Das ist eine bewährte Strategie der Grünen. Wenn man etwas schon nicht verbieten kann, dann lassen sich wenigstens die bürokratischen Umweltauflagen so weit treiben, dass irgendwann von alleine Schluss ist. Zuletzt wurde das etwa mit dem Verbrennungsmotor versucht. Willkürlich festgelegte Schadstoff-Grenzwerte führten zu Diesel-Fahrverboten in deutschen Städten. Doch leider wurde die Luft zu schnell wieder besser, so dass nun doch ein Verbrennerverbot hermusste.

Geht es ums Chlorhühnchen?

Ob der Zentralverband der Deutschen Geflügelwirtschaft die Gefahr erkannte und nun hofft, ihr als größter Grünen-Parteitagsspender vorzubeugen? Ein Industriehähnchenverbot, ob „durch die Hintertür“ oder direkt durchgesetzt, wäre schlimm für die Branche.

Es gibt aber noch ein anderes Thema, bei dem die Grünen und die Geflügelwirtschaft vielleicht sogar gemeinsame Interessen verfolgen: das amerikanische Chlorhühnchen.

Wir erinnern uns: Als Globalisierungsgegner von Attac bis Greenpeace und mit parlamentarischer Rückendeckung durch Baerbocks Partei erfolgreich gegen TTIP, das Freihandelsabkommen mit den USA, kämpften, war das mittels Chlorbad von Salmonellen befreite Geflügelfleisch eine der ganz großen Gefahren, vor der uns die Anti-TTIP-Front bewahrte.

Neues Freihandelsabkommen

Jetzt, während Deutschland nach dem Russlandschock und aus Angst vor einem Wirtschaftskrieg mit China am liebsten nur noch mit lupenreinen Demokratien Handel betreiben würde, ist das Thema Freihandel plötzlich wieder ganz oben auf der Tagesordnung.

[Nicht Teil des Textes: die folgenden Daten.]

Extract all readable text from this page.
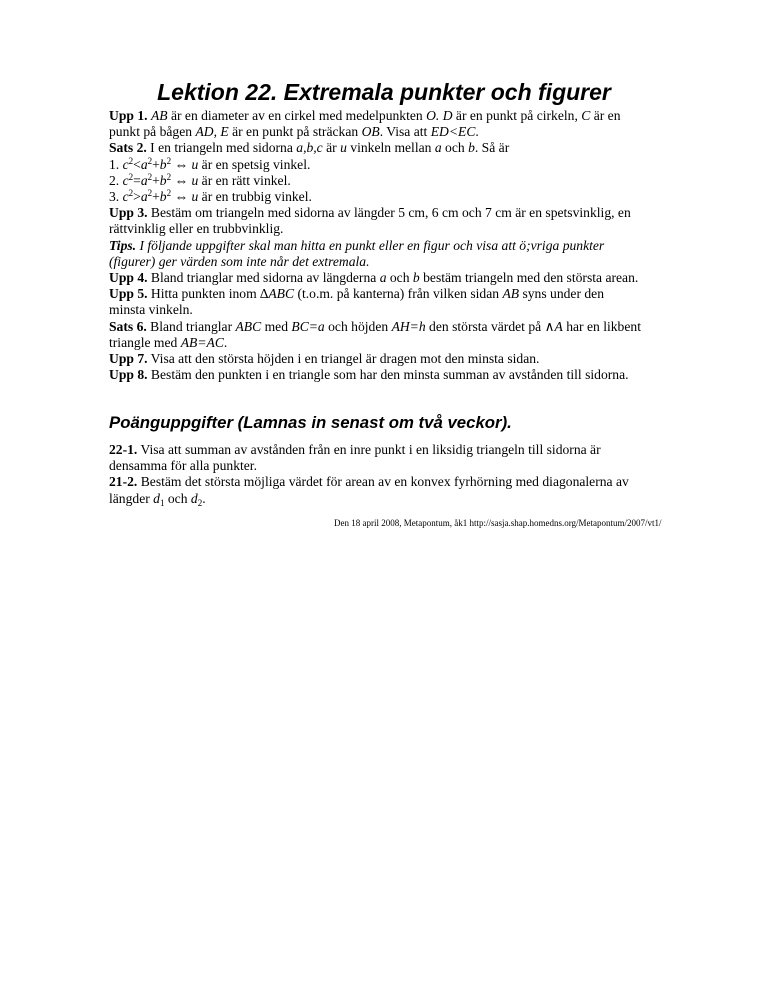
Lektion 22. Extremala punkter och figurer
Upp 1. AB är en diameter av en cirkel med medelpunkten O. D är en punkt på cirkeln, C är en
punkt på bågen AD, E är en punkt på sträckan OB. Visa att ED<EC.
Sats 2. I en triangeln med sidorna a,b,c är u vinkeln mellan a och b. Så är
1. $c^2<a^2+b^2$ ⇔ u är en spetsig vinkel.
2. $c^2=a^2+b^2$ ⇔ u är en rätt vinkel.
3. $c^2>a^2+b^2$ ⇔ u är en trubbig vinkel.
Upp 3. Bestäm om triangeln med sidorna av längder 5 cm, 6 cm och 7 cm är en spetsvinklig, en
rättvinklig eller en trubbvinklig.
Tips. I följande uppgifter skal man hitta en punkt eller en figur och visa att ö;vriga punkter
(figurer) ger värden som inte når det extremala.
Upp 4. Bland trianglar med sidorna av längderna a och b bestäm triangeln med den största arean.
Upp 5. Hitta punkten inom ∆ABC (t.o.m. på kanterna) från vilken sidan AB syns under den
minsta vinkeln.
Sats 6. Bland trianglar ABC med BC=a och höjden AH=h den största värdet på ∧A har en likbent
triangle med AB=AC.
Upp 7. Visa att den största höjden i en triangel är dragen mot den minsta sidan.
Upp 8. Bestäm den punkten i en triangle som har den minsta summan av avstånden till sidorna.
Poänguppgifter (Lamnas in senast om två veckor).
22-1. Visa att summan av avstånden från en inre punkt i en liksidig triangeln till sidorna är
densamma för alla punkter.
21-2. Bestäm det största möjliga värdet för arean av en konvex fyrhörning med diagonalerna av
längder $d_1$ och $d_2$.
Den 18 april 2008, Metapontum, åk1 http://sasja.shap.homedns.org/Metapontum/2007/vt1/
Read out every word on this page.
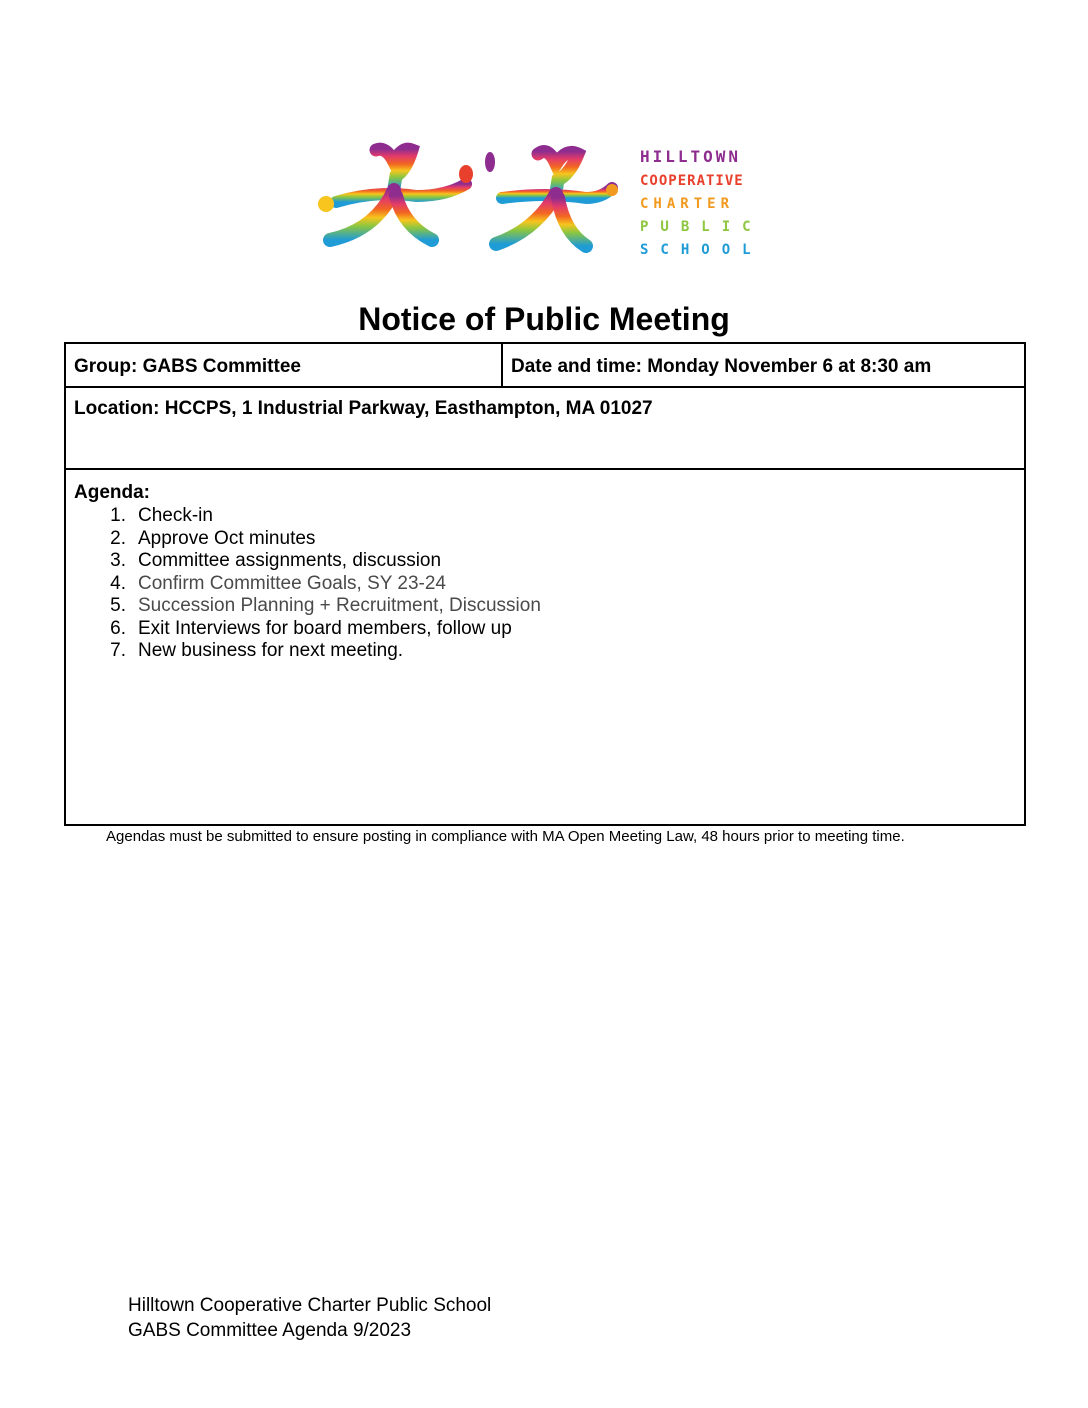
HILLTOWN
COOPERATIVE
CHARTER
PUBLIC
SCHOOL
Notice of Public Meeting
Group: GABS Committee	Date and time: Monday November 6 at 8:30 am
Location: HCCPS, 1 Industrial Parkway, Easthampton, MA 01027
Agenda:
1. Check-in
2. Approve Oct minutes
3. Committee assignments, discussion
4. Confirm Committee Goals, SY 23-24
5. Succession Planning + Recruitment, Discussion
6. Exit Interviews for board members, follow up
7. New business for next meeting.
Agendas must be submitted to ensure posting in compliance with MA Open Meeting Law, 48 hours prior to meeting time.
Hilltown Cooperative Charter Public School
GABS Committee Agenda 9/2023
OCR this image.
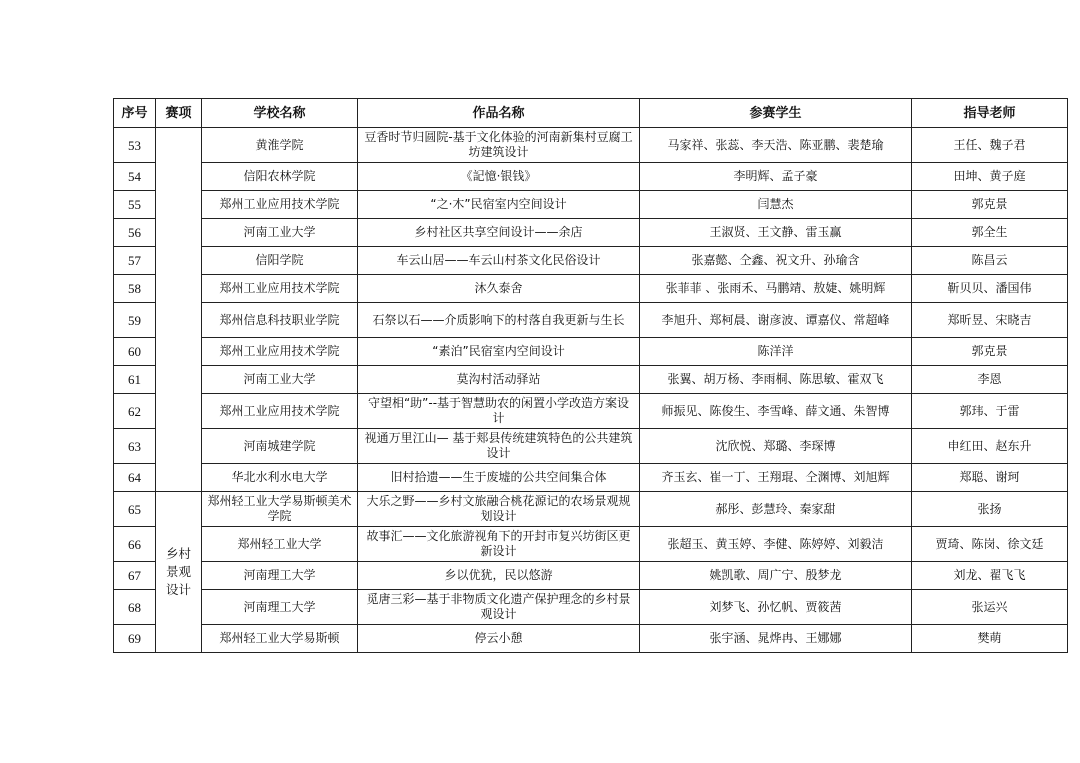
序号	赛项	学校名称	作品名称	参赛学生	指导老师
53		黄淮学院	豆香时节归圆院-基于文化体验的河南新集村豆腐工坊建筑设计	马家祥、张蕊、李天浩、陈亚鹏、裴楚瑜	王任、魏子君
54		信阳农林学院	《記憶·银钱》	李明辉、孟子豪	田坤、黄子庭
55		郑州工业应用技术学院	“之·木”民宿室内空间设计	闫慧杰	郭克景
56		河南工业大学	乡村社区共享空间设计——余店	王淑贤、王文静、雷玉赢	郭全生
57		信阳学院	车云山居——车云山村茶文化民俗设计	张嘉懿、仝鑫、祝文升、孙瑜含	陈昌云
58		郑州工业应用技术学院	沐久泰舍	张菲菲 、张雨禾、马鹏靖、敖婕、姚明辉	靳贝贝、潘国伟
59		郑州信息科技职业学院	石祭以石——介质影响下的村落自我更新与生长	李旭升、郑柯晨、谢彦波、谭嘉仪、常超峰	郑昕昱、宋晓吉
60		郑州工业应用技术学院	“素泊”民宿室内空间设计	陈洋洋	郭克景
61		河南工业大学	莫沟村活动驿站	张翼、胡万杨、李雨桐、陈思敏、霍双飞	李恩
62		郑州工业应用技术学院	守望相“助”--基于智慧助农的闲置小学改造方案设计	师振见、陈俊生、李雪峰、薛文通、朱智博	郭玮、于雷
63		河南城建学院	视通万里江山— 基于郏县传统建筑特色的公共建筑设计	沈欣悦、郑璐、李琛博	申红田、赵东升
64		华北水利水电大学	旧村拾遗——生于废墟的公共空间集合体	齐玉玄、崔一丁、王翔琨、仝渊博、刘旭辉	郑聪、谢珂
65	乡村景观设计	郑州轻工业大学易斯顿美术学院	大乐之野——乡村文旅融合桃花源记的农场景观规划设计	郝彤、彭慧玲、秦家甜	张扬
66		郑州轻工业大学	故事汇——文化旅游视角下的开封市复兴坊街区更新设计	张超玉、黄玉婷、李健、陈婷婷、刘毅洁	贾琦、陈岗、徐文廷
67		河南理工大学	乡以优犹，民以悠游	姚凯歌、周广宁、殷梦龙	刘龙、翟飞飞
68		河南理工大学	觅唐三彩—基于非物质文化遗产保护理念的乡村景观设计	刘梦飞、孙忆帆、贾筱茜	张运兴
69		郑州轻工业大学易斯顿	停云小憩	张宇涵、晁烨冉、王娜娜	樊萌
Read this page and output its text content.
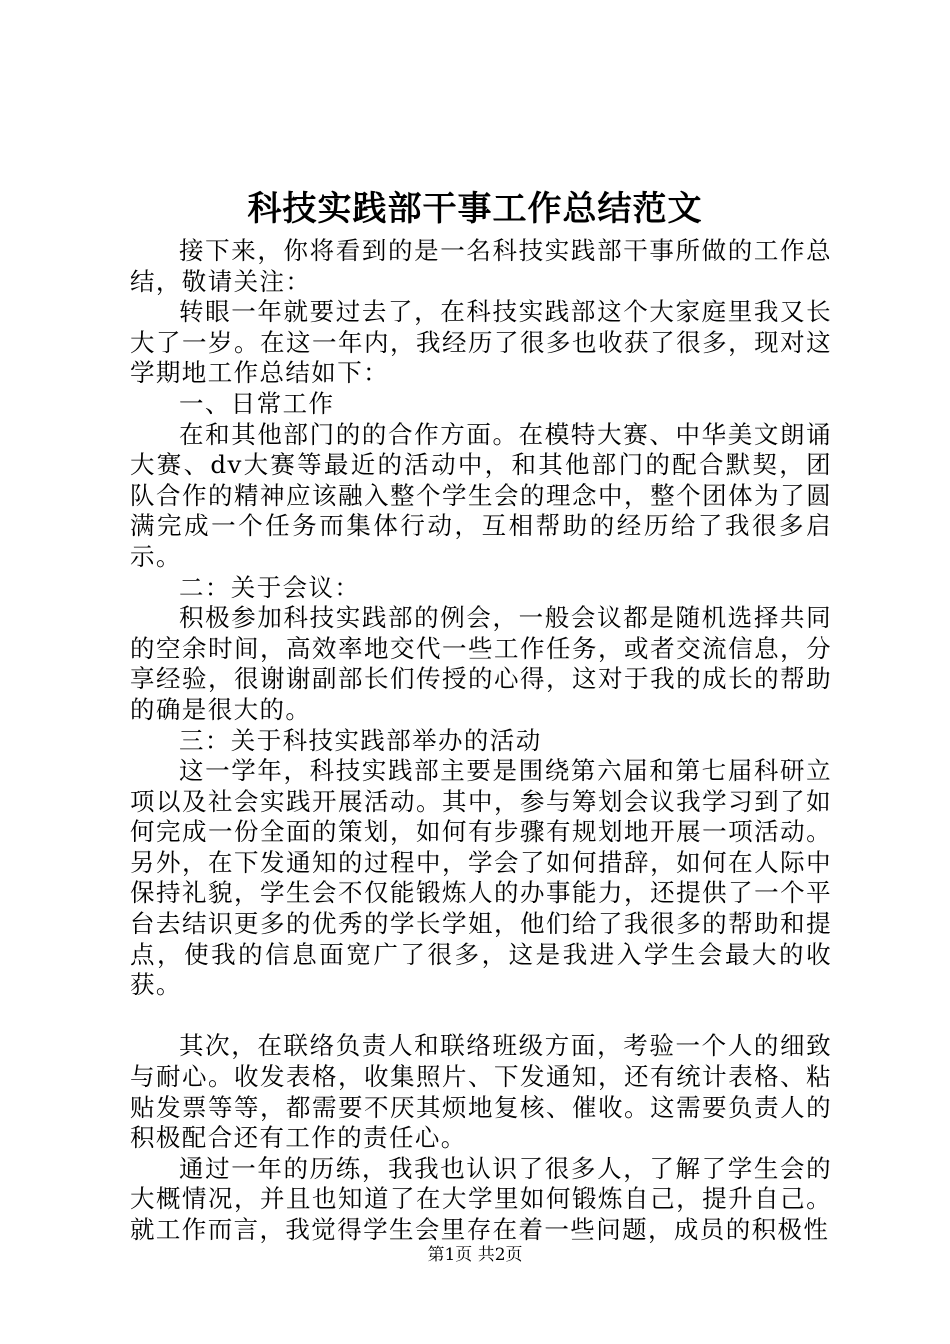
科技实践部干事工作总结范文

接下来，你将看到的是一名科技实践部干事所做的工作总结，敬请关注：

转眼一年就要过去了，在科技实践部这个大家庭里我又长大了一岁。在这一年内，我经历了很多也收获了很多，现对这学期地工作总结如下：

一、日常工作

在和其他部门的的合作方面。在模特大赛、中华美文朗诵大赛、dv大赛等最近的活动中，和其他部门的配合默契，团队合作的精神应该融入整个学生会的理念中，整个团体为了圆满完成一个任务而集体行动，互相帮助的经历给了我很多启示。

二：关于会议：

积极参加科技实践部的例会，一般会议都是随机选择共同的空余时间，高效率地交代一些工作任务，或者交流信息，分享经验，很谢谢副部长们传授的心得，这对于我的成长的帮助的确是很大的。

三：关于科技实践部举办的活动

这一学年，科技实践部主要是围绕第六届和第七届科研立项以及社会实践开展活动。其中，参与筹划会议我学习到了如何完成一份全面的策划，如何有步骤有规划地开展一项活动。另外，在下发通知的过程中，学会了如何措辞，如何在人际中保持礼貌，学生会不仅能锻炼人的办事能力，还提供了一个平台去结识更多的优秀的学长学姐，他们给了我很多的帮助和提点，使我的信息面宽广了很多，这是我进入学生会最大的收获。

其次，在联络负责人和联络班级方面，考验一个人的细致与耐心。收发表格，收集照片、下发通知，还有统计表格、粘贴发票等等，都需要不厌其烦地复核、催收。这需要负责人的积极配合还有工作的责任心。

通过一年的历练，我我也认识了很多人，了解了学生会的大概情况，并且也知道了在大学里如何锻炼自己，提升自己。就工作而言，我觉得学生会里存在着一些问题，成员的积极性

第1页 共2页
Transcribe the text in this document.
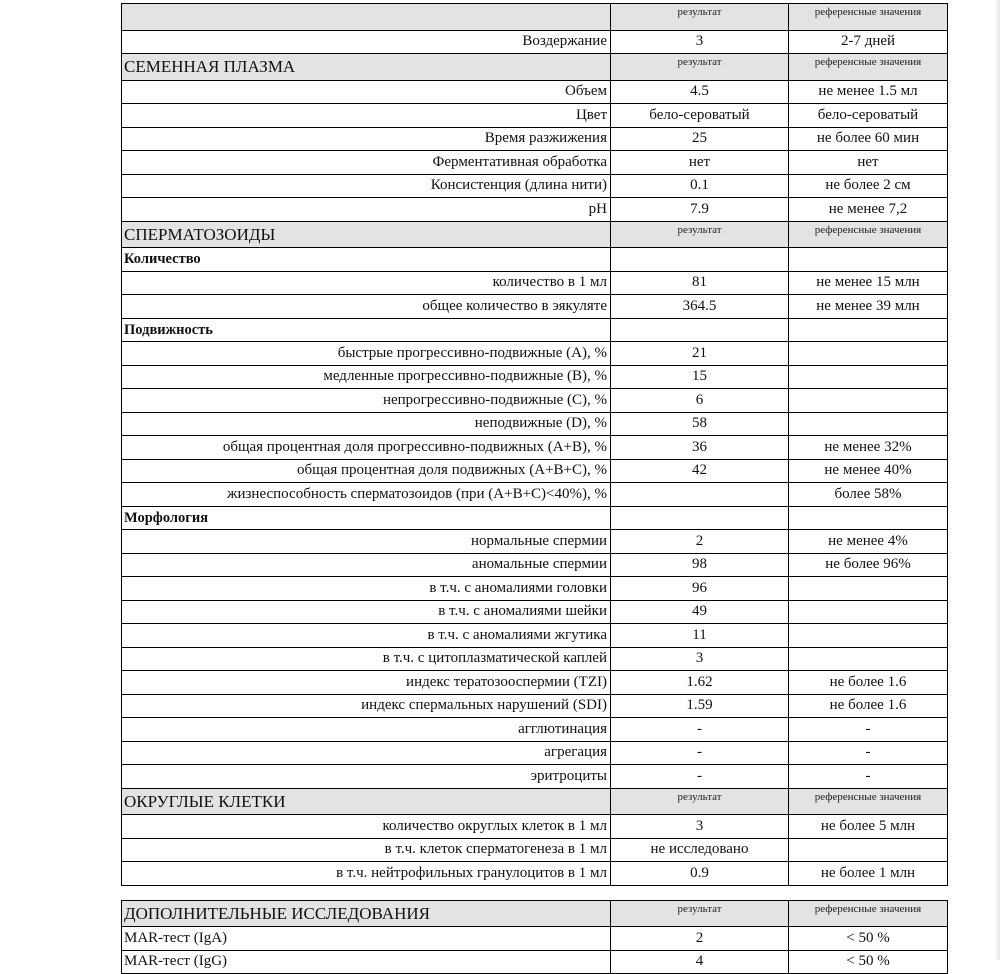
	результат	референсные значения
Воздержание	3	2-7 дней
СЕМЕННАЯ ПЛАЗМА	результат	референсные значения
Объем	4.5	не менее 1.5 мл
Цвет	бело-сероватый	бело-сероватый
Время разжижения	25	не более 60 мин
Ферментативная обработка	нет	нет
Консистенция (длина нити)	0.1	не более 2 см
pH	7.9	не менее 7,2
СПЕРМАТОЗОИДЫ	результат	референсные значения
Количество		
количество в 1 мл	81	не менее 15 млн
общее количество в эякуляте	364.5	не менее 39 млн
Подвижность		
быстрые прогрессивно-подвижные (А), %	21	
медленные прогрессивно-подвижные (B), %	15	
непрогрессивно-подвижные (C), %	6	
неподвижные (D), %	58	
общая процентная доля прогрессивно-подвижных (А+В), %	36	не менее 32%
общая процентная доля подвижных (А+В+С), %	42	не менее 40%
жизнеспособность сперматозоидов (при (А+В+С)<40%), %		более 58%
Морфология		
нормальные спермии	2	не менее 4%
аномальные спермии	98	не более 96%
в т.ч. с аномалиями головки	96	
в т.ч. с аномалиями шейки	49	
в т.ч. с аномалиями жгутика	11	
в т.ч. с цитоплазматической каплей	3	
индекс тератозооспермии (TZI)	1.62	не более 1.6
индекс спермальных нарушений (SDI)	1.59	не более 1.6
агглютинация	-	-
агрегация	-	-
эритроциты	-	-
ОКРУГЛЫЕ КЛЕТКИ	результат	референсные значения
количество округлых клеток в 1 мл	3	не более 5 млн
в т.ч. клеток сперматогенеза в 1 мл	не исследовано	
в т.ч. нейтрофильных гранулоцитов в 1 мл	0.9	не более 1 млн

ДОПОЛНИТЕЛЬНЫЕ ИССЛЕДОВАНИЯ	результат	референсные значения
MAR-тест (IgA)	2	< 50 %
MAR-тест (IgG)	4	< 50 %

Im Zentralverband der Deutschen Geflügelwirtschaft, aber das ist wirklich nur eine Vermutung, geht womöglich die Angst um, dass die mitregierenden Grünen im Eifer der Gefechts schwach werden und mit Joe Biden ein Chlorhühnchenabkommen abschließen. So wie sie bereits bei den Kohlekraftwerken sehr schnell eine Zeitwende vollzogen haben.